Don't be THIS Pastor

by jeff-christopherson  |  February 22, 2013

Note: Today’s blog post is from Jeff Christopherson.  Jeff is a church planter (and church planting recruiter) who starts new communities of faith designed to reach and disciple non-religious people.  This post is an excerpt from his book Kingdom Matrix.

Looking for a Church Planting Partnership

I was invited to preach at a missions conference at a very large church with many, many resources.  I accepted this invitation, in all transparency, with the hopes that it would generate a partnership for one of our new church planters. 

I was picked up at the airport by the senior pastor in a leather wrapped white Escalade.  He was a middle-aged gentleman in his later 50’s who was indeed very gracious and warm.  He ushered me into their brand new church building.  It was jaw-droppingly beautiful.  Everything was so tastefully decorated and fresh.  Leather foyer seating, subtle flat-screen monitors positioned unobtrusively, wide airy gathering spaces, a slopping balcony that wrapped around and hugged a very large, yet intimate worship center.  It was impressive and very obvious that much time and care was taken in the planning of these facilities.  

The missions conference was a one evening affair.  There were four missionaries sharing.  I was grateful to be given the preaching spot.  The congregation began to straggle in – slower than I expected.  When the music started, the beautiful auditorium looked about one-third full.  One faithful leader shared after another, each trying with varying degrees of success to convey the realities of their context to an audience that couldn’t really imagine the reality of their situations.

Soon, my spot on the agenda was at hand.  I really do not remember what my message was about, but as is my habit, I shared a number of what some people call “God stories.”  Stories of steps of faith originating from hearing God’s revelation, seeing no means of physical provision, and seeing God become the sole source of provision.

And then it was over.  We were warmly thanked, driven back to the airport and within a few hours, we were all back in our homes.  “Rats!” I thought to myself.  “I never even had an opportunity to talk about the possibilities of working together.  Too bad.”

God Stories

A few weeks later, I received a phone call from that senior pastor inviting me to come and preach again.  I was excited.  It was obvious to me what God was doing.  They must have prayerfully thought about all that they had heard and had sensed God’s leadership to begin to explore a partnership with Toronto – North America’s most unchurched English-speaking city.  Yes!

Soon, I found myself behind the pulpit of a packed auditorium.  This wasn’t a missions meeting.  This was real church with all the bells and whistles.  If you could not preach here, give it up.  Everything led to the preaching moment with brilliance.  Once again, I do not remember the subject of my message, but it must have been highly illustrated with more “God stories.” 

After some kind formalities with church leaders, I find myself in the well-appointed inner-office of the senior pastor.  This is where I’d hoped we would get down to the brass tacks of a church planting partnership.  Perfect.

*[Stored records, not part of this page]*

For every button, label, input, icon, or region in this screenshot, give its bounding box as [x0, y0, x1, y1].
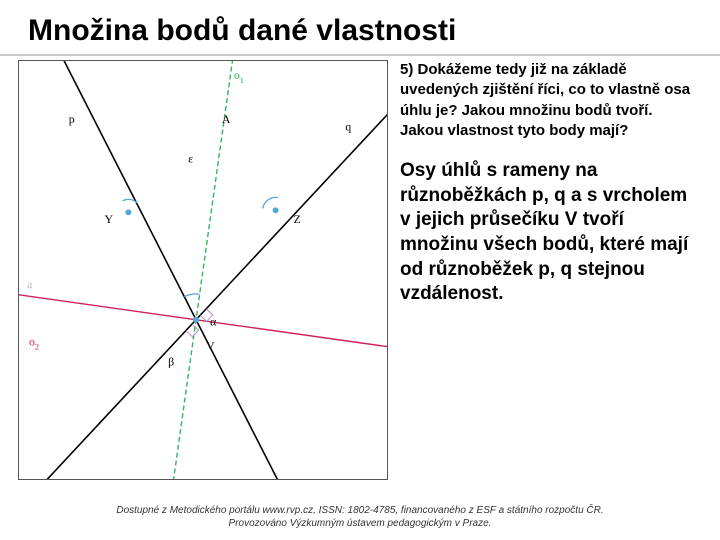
- svg-text:β: β: [168, 354, 174, 368]
- svg-text:Y: Y: [105, 212, 114, 226]
- svg-text:o1: o1: [234, 68, 244, 85]
- svg-text:p: p: [69, 112, 75, 126]
- svg-text:a: a: [27, 277, 33, 291]
- svg-text:ε: ε: [188, 152, 193, 166]
- svg-text:α: α: [210, 315, 216, 329]
- content-row: p q Ao1 o2 a ε Y Zα β V 5) Dokážeme tedy již na z…: [0, 56, 720, 480]
- diagram-svg: p q Ao1 o2 a ε Y Zα β V: [19, 61, 387, 479]
- svg-text:A: A: [222, 112, 231, 126]
- footer-line-1: Dostupné z Metodického portálu www.rvp.c…: [116, 505, 603, 516]
- svg-text:o2: o2: [29, 335, 39, 352]
- svg-text:V: V: [206, 339, 215, 353]
- geometry-diagram: p q Ao1 o2 a ε Y Zα β V: [18, 60, 388, 480]
- question-text: 5) Dokážeme tedy již na základě uvedenýc…: [400, 60, 698, 141]
- footer-line-2: Provozováno Výzkumným ústavem pedagogick…: [229, 518, 492, 529]
- page-title: Množina bodů dané vlastnosti: [0, 0, 720, 56]
- text-column: 5) Dokážeme tedy již na základě uvedenýc…: [400, 60, 702, 480]
- footer: Dostupné z Metodického portálu www.rvp.c…: [0, 504, 720, 530]
- svg-text:q: q: [345, 120, 351, 134]
- svg-text:Z: Z: [294, 212, 301, 226]
- answer-text: Osy úhlů s rameny na různoběžkách p, q a…: [400, 159, 698, 307]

The pastor looked at me and said, “Jeff, you know all of those God stories that you shared these past two times?” “Yes,” I said.  He looked down and said, “I have been a pastor for all of my adult life and I do not have one story like you told.  Why do you suppose that is?”

This is not where I was expecting the conversation would go.  Nor was this where I wanted the conversation to go.  Any answer that I could give, any truth that I could tell, would not likely further this partnership process.  My mind was searching for a soft, gracious answer that could redeem this situation and keep things moving forward.  I couldn’t find one.

“Pastor,” I hesitantly replied.

“You do not need God stories.  You’ve got all of this,” I said, gesturing to the wealth of amenities that surrounded us.  “You have highly skilled and intelligent leaders.  You can leverage all of this in a good business plan and continue to grow this church by ten percent per year.  The only time that you need God stories is when you need God.”